Senior government sources believe the global headwinds won't be enough to drive Australia into a recession in the coming year.

The GDP profile over the next 12 months was for small positives, the sources said, despite the lag effect of a series of interest rate rises by the Reserve Bank and China's woes.

Dr Chalmers said the Intergenerational Report would help Australians understand where the country is heading.

"And how we position ourselves to make our people the major beneficiaries of change, rather than victims of that change," he said.

"The IGR is all about how we maximise our advantages."

Beyond the global factors, the government is most closely watching inflation, consumption, the labour market, exports and migration.

Inflation is starting to moderate, consumption is easing as interest rates bite, the labour market is proving resilient, exports are strong despite prices coming off, and migration has been a positive.

However, there is patchiness in the domestic economy.

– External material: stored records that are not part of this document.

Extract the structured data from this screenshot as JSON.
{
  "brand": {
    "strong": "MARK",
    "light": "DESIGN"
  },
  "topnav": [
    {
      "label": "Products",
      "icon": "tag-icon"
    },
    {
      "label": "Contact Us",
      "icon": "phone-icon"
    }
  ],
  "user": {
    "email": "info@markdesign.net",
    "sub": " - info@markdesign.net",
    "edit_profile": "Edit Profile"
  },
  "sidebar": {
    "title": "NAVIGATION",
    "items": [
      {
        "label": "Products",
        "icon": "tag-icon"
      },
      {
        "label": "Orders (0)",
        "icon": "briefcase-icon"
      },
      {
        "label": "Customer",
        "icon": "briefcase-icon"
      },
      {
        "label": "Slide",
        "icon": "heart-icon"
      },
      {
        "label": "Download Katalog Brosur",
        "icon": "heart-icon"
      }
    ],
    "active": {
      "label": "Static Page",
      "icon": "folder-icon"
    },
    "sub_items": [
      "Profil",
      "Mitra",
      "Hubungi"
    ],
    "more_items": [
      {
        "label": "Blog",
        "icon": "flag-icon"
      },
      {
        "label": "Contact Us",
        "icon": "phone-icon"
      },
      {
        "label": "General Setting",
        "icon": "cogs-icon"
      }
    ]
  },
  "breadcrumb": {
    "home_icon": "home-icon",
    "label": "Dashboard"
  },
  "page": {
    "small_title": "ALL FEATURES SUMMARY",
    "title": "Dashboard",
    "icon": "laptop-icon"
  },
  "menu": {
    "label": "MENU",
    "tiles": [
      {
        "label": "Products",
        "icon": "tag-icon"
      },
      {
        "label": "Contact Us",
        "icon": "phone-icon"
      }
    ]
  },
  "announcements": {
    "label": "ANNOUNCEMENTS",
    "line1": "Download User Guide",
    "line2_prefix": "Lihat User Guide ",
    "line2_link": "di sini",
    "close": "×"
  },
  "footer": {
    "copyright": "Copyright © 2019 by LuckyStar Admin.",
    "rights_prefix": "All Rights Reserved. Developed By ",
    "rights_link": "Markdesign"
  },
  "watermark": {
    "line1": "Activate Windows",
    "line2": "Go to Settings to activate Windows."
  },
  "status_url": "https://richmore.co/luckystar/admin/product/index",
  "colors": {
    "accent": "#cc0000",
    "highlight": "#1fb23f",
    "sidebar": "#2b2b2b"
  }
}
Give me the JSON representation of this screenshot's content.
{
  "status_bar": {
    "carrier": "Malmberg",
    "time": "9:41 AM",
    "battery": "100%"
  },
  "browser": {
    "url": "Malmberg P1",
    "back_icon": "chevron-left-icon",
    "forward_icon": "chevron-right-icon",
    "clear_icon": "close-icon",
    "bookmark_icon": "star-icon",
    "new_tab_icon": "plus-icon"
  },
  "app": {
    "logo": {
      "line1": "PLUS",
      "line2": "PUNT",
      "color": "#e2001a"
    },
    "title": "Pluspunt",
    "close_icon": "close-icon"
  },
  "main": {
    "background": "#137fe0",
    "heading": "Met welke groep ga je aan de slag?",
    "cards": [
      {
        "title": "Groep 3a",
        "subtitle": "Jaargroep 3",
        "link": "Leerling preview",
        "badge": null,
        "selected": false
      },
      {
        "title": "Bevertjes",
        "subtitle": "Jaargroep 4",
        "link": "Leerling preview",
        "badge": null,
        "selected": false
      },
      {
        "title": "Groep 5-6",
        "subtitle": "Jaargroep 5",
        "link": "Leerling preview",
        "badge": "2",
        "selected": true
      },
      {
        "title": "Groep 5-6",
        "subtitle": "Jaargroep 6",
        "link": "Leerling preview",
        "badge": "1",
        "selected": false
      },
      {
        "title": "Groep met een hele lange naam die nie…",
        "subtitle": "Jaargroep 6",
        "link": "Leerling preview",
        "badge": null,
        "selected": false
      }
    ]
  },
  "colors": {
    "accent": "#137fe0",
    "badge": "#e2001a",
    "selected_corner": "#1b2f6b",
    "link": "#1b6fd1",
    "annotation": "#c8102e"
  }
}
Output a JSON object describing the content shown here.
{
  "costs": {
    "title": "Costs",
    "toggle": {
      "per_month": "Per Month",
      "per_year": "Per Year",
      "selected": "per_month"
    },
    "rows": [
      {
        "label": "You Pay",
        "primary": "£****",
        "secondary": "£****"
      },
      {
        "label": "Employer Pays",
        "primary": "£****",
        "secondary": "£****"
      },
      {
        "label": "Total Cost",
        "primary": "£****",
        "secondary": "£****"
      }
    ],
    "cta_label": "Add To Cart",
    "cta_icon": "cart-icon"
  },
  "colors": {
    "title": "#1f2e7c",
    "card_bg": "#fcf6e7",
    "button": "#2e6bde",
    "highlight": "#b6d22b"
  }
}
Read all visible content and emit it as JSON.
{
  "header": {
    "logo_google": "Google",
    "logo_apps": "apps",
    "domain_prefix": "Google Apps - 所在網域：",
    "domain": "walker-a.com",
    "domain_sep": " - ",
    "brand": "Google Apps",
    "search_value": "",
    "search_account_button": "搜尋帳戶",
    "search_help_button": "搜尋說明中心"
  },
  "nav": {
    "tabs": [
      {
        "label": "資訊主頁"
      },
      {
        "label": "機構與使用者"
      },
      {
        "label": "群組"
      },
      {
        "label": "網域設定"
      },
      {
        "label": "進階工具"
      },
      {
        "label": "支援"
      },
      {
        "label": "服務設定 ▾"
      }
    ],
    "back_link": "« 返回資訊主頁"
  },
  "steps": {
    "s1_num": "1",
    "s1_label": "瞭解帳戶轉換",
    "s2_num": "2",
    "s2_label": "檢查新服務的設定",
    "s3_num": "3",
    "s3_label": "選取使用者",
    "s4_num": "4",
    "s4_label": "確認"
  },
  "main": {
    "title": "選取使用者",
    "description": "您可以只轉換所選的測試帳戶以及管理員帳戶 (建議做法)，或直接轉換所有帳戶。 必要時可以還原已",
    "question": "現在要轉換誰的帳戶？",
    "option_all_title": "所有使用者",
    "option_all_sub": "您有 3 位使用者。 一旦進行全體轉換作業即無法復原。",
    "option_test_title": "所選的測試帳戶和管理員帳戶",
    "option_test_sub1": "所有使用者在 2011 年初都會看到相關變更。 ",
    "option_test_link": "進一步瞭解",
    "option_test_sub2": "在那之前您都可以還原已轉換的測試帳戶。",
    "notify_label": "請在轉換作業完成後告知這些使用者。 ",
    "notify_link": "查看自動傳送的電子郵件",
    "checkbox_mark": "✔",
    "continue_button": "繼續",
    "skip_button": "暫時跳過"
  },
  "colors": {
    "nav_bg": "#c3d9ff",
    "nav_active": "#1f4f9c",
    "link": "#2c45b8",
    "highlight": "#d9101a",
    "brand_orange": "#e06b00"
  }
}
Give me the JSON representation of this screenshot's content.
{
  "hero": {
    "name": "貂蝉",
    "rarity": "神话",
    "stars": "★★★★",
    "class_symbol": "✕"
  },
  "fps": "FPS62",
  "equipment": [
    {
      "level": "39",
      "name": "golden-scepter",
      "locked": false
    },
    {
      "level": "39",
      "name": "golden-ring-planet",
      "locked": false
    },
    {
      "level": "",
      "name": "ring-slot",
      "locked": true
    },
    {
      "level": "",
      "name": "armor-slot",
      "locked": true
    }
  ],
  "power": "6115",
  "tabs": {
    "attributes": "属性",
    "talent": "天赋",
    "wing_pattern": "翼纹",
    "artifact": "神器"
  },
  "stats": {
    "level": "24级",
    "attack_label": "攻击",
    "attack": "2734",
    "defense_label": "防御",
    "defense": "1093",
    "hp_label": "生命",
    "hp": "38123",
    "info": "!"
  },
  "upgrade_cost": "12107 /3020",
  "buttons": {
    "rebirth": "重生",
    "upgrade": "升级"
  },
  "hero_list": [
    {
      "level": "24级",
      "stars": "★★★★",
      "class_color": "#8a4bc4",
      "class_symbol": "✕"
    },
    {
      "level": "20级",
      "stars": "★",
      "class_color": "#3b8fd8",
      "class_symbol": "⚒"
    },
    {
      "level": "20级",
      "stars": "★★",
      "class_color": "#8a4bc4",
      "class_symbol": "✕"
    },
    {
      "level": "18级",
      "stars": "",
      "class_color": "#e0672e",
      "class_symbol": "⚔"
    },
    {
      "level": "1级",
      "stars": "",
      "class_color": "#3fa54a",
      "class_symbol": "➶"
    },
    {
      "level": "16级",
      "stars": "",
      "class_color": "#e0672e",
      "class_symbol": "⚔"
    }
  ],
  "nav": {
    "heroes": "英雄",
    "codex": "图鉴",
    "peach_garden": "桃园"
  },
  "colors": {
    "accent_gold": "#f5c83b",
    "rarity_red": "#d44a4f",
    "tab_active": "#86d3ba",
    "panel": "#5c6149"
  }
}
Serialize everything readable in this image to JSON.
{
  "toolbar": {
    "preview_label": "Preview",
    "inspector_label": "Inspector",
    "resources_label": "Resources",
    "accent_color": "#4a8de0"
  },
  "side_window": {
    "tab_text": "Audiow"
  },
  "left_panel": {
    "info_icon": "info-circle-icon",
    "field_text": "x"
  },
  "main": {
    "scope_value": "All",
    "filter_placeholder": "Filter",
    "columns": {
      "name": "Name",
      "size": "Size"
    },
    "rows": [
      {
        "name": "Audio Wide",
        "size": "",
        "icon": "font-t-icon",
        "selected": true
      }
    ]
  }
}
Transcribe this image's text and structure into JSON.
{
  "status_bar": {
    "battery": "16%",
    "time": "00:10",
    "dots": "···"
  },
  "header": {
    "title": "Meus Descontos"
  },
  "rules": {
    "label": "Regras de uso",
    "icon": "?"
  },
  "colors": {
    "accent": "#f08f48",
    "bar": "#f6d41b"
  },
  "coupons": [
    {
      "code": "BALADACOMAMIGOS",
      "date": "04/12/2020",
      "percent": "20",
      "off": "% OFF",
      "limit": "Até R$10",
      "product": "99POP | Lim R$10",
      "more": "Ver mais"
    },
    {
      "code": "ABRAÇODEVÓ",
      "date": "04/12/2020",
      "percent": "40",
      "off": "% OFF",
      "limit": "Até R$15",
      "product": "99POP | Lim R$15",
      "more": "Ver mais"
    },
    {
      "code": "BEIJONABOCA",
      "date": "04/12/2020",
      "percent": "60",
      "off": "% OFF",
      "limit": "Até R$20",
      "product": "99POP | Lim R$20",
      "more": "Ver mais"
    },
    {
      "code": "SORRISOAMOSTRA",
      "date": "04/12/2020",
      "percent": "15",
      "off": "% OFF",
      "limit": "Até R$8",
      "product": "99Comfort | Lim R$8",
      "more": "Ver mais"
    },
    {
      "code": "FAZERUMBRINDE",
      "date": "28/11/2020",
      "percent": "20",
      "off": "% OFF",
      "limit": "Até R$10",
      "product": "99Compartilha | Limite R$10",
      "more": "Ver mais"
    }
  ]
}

The RBA forecasts GDP to slow to 0.9 per cent over the year to December, down from 1.6 per cent over the year to June.

"Household consumption has already slowed considerably, with the slowdown expected to worsen as more households come off fixed-rate home loans," CreditorWatch chief economist Anneke Thompson said.

On the upside, CreditorWatch said population growth continued to have a positive impact on the economy, especially in driving demand for education, health and professional services. 

Shadow treasurer Angus Taylor said the government had dropped the ball on inflation and could make it worse through policy changes.

"The (industrial relations) changes that they've brought forward are the wrong thing for the time," Mr Taylor told reporters in Ipswich.

"They haven't delivered on the $275 electricity price reduction that they promised ... and we don't need to see more red tape for businesses."